File: `data/dispositions.json`

Fields:

- `disposition_id`
- `unit_id`
- `place_id` nullable
- `province_id` nullable
- `geometry_override` nullable
- `location_mode`
- `presence_type`
- `display_date_from`, `display_date_to`
- `evidence_id`
- `confidence_score`, `confidence_label`
- `reasoning_note`
- `is_contested`
- `late_roman_only`
- `notes`
- `estimated_anchor_place_id` optional, for low-confidence generated markers snapped near DARE geography anchors.
- `estimated_anchor_note` optional, explains that the DARE anchor is schematic and not an attested station.

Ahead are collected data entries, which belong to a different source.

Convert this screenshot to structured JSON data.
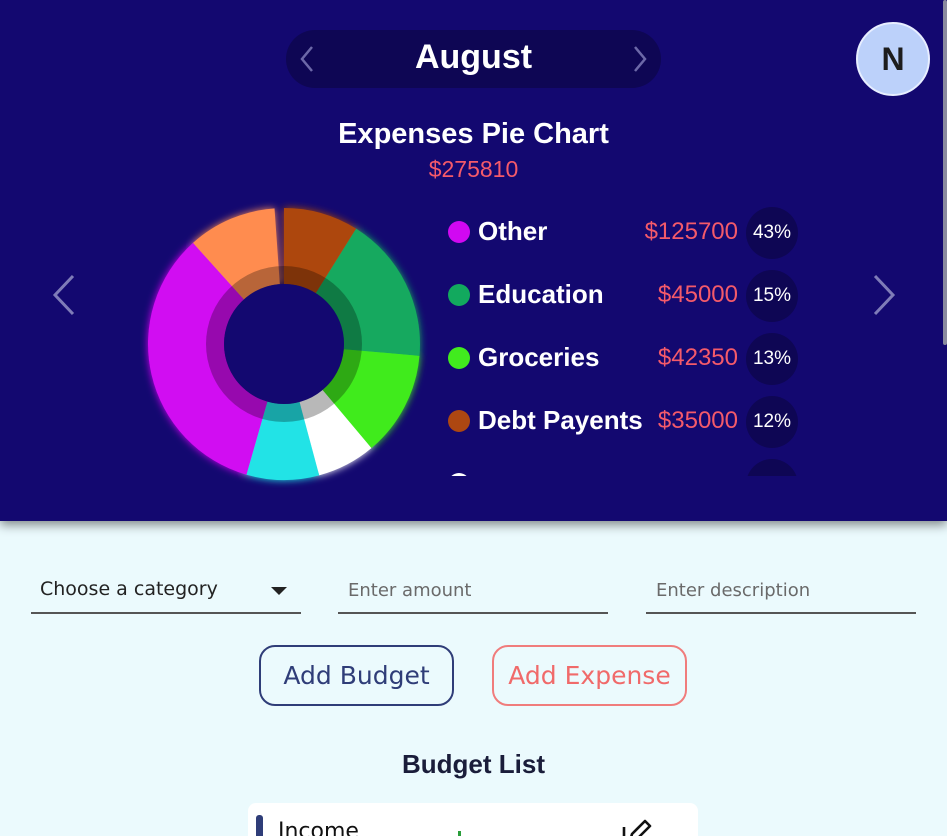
{
  "header": {
    "month": "August",
    "avatar_initial": "N"
  },
  "chart_header": {
    "title": "Expenses Pie Chart",
    "total": "$275810"
  },
  "chart_data": {
    "type": "pie",
    "title": "Expenses Pie Chart",
    "slices": [
      {
        "name": "Other",
        "value": 125700,
        "amount_label": "$125700",
        "percent_label": "43%",
        "color": "#d108f2"
      },
      {
        "name": "Education",
        "value": 45000,
        "amount_label": "$45000",
        "percent_label": "15%",
        "color": "#12a95e"
      },
      {
        "name": "Groceries",
        "value": 42350,
        "amount_label": "$42350",
        "percent_label": "13%",
        "color": "#41eb1e"
      },
      {
        "name": "Debt Payents",
        "value": 35000,
        "amount_label": "$35000",
        "percent_label": "12%",
        "color": "#ad4711"
      },
      {
        "name": "",
        "value": 0,
        "color": "#ff8c4f"
      },
      {
        "name": "",
        "value": 0,
        "color": "#ffffff"
      },
      {
        "name": "",
        "value": 0,
        "color": "#21e3e6"
      }
    ],
    "visible_slice_angles_deg": []
  },
  "form": {
    "category_value": "Choose a category",
    "amount_placeholder": "Enter amount",
    "description_placeholder": "Enter description",
    "add_budget_label": "Add Budget",
    "add_expense_label": "Add Expense"
  },
  "budget_list": {
    "title": "Budget List",
    "items": [
      {
        "name": "Income"
      }
    ]
  },
  "colors": {
    "hero_bg": "#130870",
    "accent_red": "#f45a6a",
    "navy": "#2f3d78",
    "page_bg": "#ebfafd"
  }
}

Location rules enforced by validation:

- `exact_site` requires a valid `place_id`.
- `province` requires `province_id` and must not set `place_id`.
- Diplomas cannot be converted into exact-site dispositions.
- Notitia evidence must set `late_roman_only` and cannot be displayed before the late empire.
- Stable place identity can come from the schema-declared external ID fields, including DARE, Pleiades, Trismegistos/TM, manual IDs, Wikidata, Topostext, and Vici.

## Unit Histories

File: `data/unit_histories.json`

Generated fields:

- `unit_id`
- `overview`
- `type_and_role`
- `armament`
- `service_history`
- `service_and_events`
- `events`
- `evidence_summary`
- `caveats`
- `links`

The history layer is an interpretive display aid built from normalized evidence, conservative unit-class profiles, and limited curated summaries. It must not override dispositions or upgrade uncertain locations.

## Legion Metadata

File: `data/legion_metadata.json`

Generated fields:

- `unit_id`
- `symbol`
- `symbol_note`
- `founded.label`, `founded.date_from`, `founded.date_to`
- `founder`
- `founder_note`
- `disbanded.label`, `disbanded.date_from`, `disbanded.date_to`
- `disbandment_note`
- `confidence_label`
- `caveats`
- `sources`

This profile layer records symbols, founding dates, founders, and disbandment/last-attested notes for legions where the loaded sources support them. Unknowns remain explicit. These fields do not create dispositions and do not replace evidence-linked location records.

## Review Queue

File: `data/review_queue.json`

Open issues are tracked as data, not hidden in comments. This keeps uncertain bounds, schematic geometry, and missing corpora visible during expansion.

Supported fields:

- `review_id`
- `severity` (`high`, `medium`, `low`, `info`)
- `topic`
- `status` (`open`, `in_progress`, `resolved`, `deferred`, `rejected`)
- `unit_id` nullable
- `place_id` nullable
- `disposition_id` nullable
- `evidence_id` nullable
- `source_id` nullable
- `source_hint` nullable
- `note`
- `recommended_action` nullable

The admin validator checks duplicate review IDs, allowed status/severity values, and optional links to known units, places, dispositions, evidence items, and sources.